Enorme dette wallonne envers le fisc et l’ONSS
Ce pourcentage, mis en rapport avec deux autres, a tout de même de quoi inquiéter. Lorsque dans les annexes des comptes annuels l’on s’intéresse aux rubriques 9072 et 9076 sous lesquelles doivent respectivement figurer les dettes fiscales et sociales échues la quote-part de la Wallonie grimpe en flèche. Elle atteint 40 % en matière sociale et 47 % en matière fiscale pour l’exercice 2011. Le fisc comptant en annuités et l’ONSS en trimestres, remonter dans le temps n’avait pas grand intérêt. Ces deux paramètres sont souvent considérés comme des signes avant-coureurs d’une défaillance prochaine. Les dettes sociales et fiscales d’aujourd’hui hypothèquent en effet le futur de l’entreprise.

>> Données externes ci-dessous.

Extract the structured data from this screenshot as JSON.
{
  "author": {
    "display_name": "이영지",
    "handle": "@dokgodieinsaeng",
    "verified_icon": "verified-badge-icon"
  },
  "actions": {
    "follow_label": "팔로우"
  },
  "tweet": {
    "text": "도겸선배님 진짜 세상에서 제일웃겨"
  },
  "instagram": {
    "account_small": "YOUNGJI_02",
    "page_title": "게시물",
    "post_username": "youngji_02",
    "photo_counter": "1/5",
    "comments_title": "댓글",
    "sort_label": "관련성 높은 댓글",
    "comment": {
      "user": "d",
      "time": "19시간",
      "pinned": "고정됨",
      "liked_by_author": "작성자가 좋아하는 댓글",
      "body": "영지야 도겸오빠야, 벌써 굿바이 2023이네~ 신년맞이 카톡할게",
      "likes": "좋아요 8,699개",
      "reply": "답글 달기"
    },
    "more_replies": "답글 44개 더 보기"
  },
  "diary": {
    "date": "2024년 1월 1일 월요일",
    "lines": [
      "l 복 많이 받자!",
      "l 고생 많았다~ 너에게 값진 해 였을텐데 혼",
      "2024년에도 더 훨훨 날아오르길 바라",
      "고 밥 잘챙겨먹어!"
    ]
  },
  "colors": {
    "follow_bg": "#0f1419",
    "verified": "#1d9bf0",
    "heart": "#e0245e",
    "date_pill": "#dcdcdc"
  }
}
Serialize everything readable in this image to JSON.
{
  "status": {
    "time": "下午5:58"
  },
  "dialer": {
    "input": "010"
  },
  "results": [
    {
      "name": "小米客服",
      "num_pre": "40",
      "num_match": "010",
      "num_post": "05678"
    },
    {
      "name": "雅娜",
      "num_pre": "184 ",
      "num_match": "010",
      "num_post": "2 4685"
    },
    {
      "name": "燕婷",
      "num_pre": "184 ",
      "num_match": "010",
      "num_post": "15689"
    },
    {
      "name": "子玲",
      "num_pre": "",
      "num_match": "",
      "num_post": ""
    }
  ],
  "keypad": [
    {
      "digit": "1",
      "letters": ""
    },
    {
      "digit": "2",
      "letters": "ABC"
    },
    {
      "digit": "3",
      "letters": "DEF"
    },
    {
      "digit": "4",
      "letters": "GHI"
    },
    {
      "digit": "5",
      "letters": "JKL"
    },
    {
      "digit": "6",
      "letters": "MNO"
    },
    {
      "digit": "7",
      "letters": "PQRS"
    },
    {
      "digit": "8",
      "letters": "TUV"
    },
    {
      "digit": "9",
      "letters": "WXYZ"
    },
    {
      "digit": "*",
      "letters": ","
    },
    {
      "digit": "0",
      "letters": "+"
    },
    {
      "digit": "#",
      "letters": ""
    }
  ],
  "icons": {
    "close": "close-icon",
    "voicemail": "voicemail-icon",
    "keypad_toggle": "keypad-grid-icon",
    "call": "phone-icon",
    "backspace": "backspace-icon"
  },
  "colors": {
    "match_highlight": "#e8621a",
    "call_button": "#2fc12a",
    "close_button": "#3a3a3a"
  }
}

Et il est loin d’être rose. Si l’entreprise ne parvient plus à honorer ses dettes envers des créanciers aussi inflexibles que le fisc ou l’ONSS, il est craindre qu’elle n’ait plus grandes ressources à sa disposition et la disproportion entre la quote-part de la Wallonie en termes de bénéfices d’une part, de dettes fiscales et sociales d’autre part, pose pour le moins question. Les secteurs les endettés envers ces deux organismes sont les seniories en Wallonie, le nettoyage à Bruxelles et le transport ainsi que la logistique en Flandre.